Lightning tore across the horizon in a jagged, blinding line, illuminating the entire cove in stark white, followed immediately by a crack of thunder that shook the air.
And just like that, the soft, steady rain I had been enjoying turned into a heavy downpour, the wind driving the droplets in every direction.
My gaze snapped upward, locking onto the cliff, the faint outline of her cottage barely visible now through the rising storm. From where I stood, it still looked upright, but distance had a way of disguising damage, and the way the wind struck that side of the cliff at that moment...
My jaw tightened, because I knew there was a very real possibility that the next gust would rip the structure straight from the cliff with her still inside it.
Maybe she was already trapped beneath something that had given way, something I couldn’t see from down here.
Or maybe she was completely fine, asleep and unaware of any of it, using the sound as her own personal ASMR.

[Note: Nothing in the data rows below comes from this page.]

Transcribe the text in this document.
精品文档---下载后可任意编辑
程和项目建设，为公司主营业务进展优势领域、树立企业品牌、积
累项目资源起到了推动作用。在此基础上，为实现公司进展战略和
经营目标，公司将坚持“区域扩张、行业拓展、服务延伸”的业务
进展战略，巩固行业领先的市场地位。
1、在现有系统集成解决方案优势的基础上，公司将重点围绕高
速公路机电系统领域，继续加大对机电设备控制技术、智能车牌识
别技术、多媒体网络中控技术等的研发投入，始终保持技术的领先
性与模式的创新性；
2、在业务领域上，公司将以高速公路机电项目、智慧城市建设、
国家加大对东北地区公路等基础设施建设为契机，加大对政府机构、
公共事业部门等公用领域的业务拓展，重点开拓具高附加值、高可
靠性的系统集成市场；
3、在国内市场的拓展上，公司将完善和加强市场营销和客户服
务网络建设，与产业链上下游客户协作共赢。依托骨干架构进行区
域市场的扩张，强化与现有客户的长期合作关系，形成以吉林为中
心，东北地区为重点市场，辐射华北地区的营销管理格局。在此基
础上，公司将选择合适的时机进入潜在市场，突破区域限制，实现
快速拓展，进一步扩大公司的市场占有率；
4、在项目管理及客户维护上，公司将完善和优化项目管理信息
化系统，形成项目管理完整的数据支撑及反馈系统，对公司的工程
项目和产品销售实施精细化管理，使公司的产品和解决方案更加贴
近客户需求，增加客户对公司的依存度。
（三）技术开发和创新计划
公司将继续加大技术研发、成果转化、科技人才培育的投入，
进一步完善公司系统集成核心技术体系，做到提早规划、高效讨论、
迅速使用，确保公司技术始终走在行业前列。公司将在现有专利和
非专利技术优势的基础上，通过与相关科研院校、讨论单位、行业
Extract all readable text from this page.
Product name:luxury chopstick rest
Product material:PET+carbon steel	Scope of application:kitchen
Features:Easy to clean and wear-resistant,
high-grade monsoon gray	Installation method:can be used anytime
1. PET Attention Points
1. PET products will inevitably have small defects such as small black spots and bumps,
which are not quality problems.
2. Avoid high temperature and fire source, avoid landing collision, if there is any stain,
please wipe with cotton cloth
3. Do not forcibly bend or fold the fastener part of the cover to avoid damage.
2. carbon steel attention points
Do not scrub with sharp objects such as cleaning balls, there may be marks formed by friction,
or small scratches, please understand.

Or she was asleep because she was unconscious, because she had underestimated just how dangerous that place was.
The worry in my bones only grew, but I told myself to stay where I was.
It wasn’t my place, and if she had chosen to take on the repairs herself, then the consequences of that decision belonged to her and her alone.
I had offered help, and she had refused, so therefore my responsibility ended there.
Yet something in me refused to settle. A quiet insistence pressed beneath my ribs, my tentacles shifting slightly at my back as if they felt it too, the same instinct that had brought me here in the first place.
I exhaled sharply. Fine. I would go up, check, confirm that the house remained structurally sound and standing, and then I would leave. That was all. Nothing more.
My feet found the path without hesitation, moving quickly over the slick stone, then faster as I hit the incline. The climb pulled at my muscles as the rain soaked through my clothes, the wind pushing hard against me with each step, but I didn’t slow.
By the time I reached the top of the cliff, I was already soaked through, my muscles sore from fighting to keep my footing as the wind threatened to knock me straight off my feet. That would have been a sight, coming all this way to “save” her only to tumble down the cliff and land flat on my ass.
The entire situation and journey up this hill had bordered on absurd, and yet I had made it.
As I approached, a quiet sense of relief settled in my chest. The cottage was still standing, if only just barely.
Though I’m sure it had likely looked like this before the storm ever rolled in.
The structure leaned in a way that was undeniably unsafe, the wood darkened and swollen with moisture, the windows rattling violently in their frames as the wind battered against them.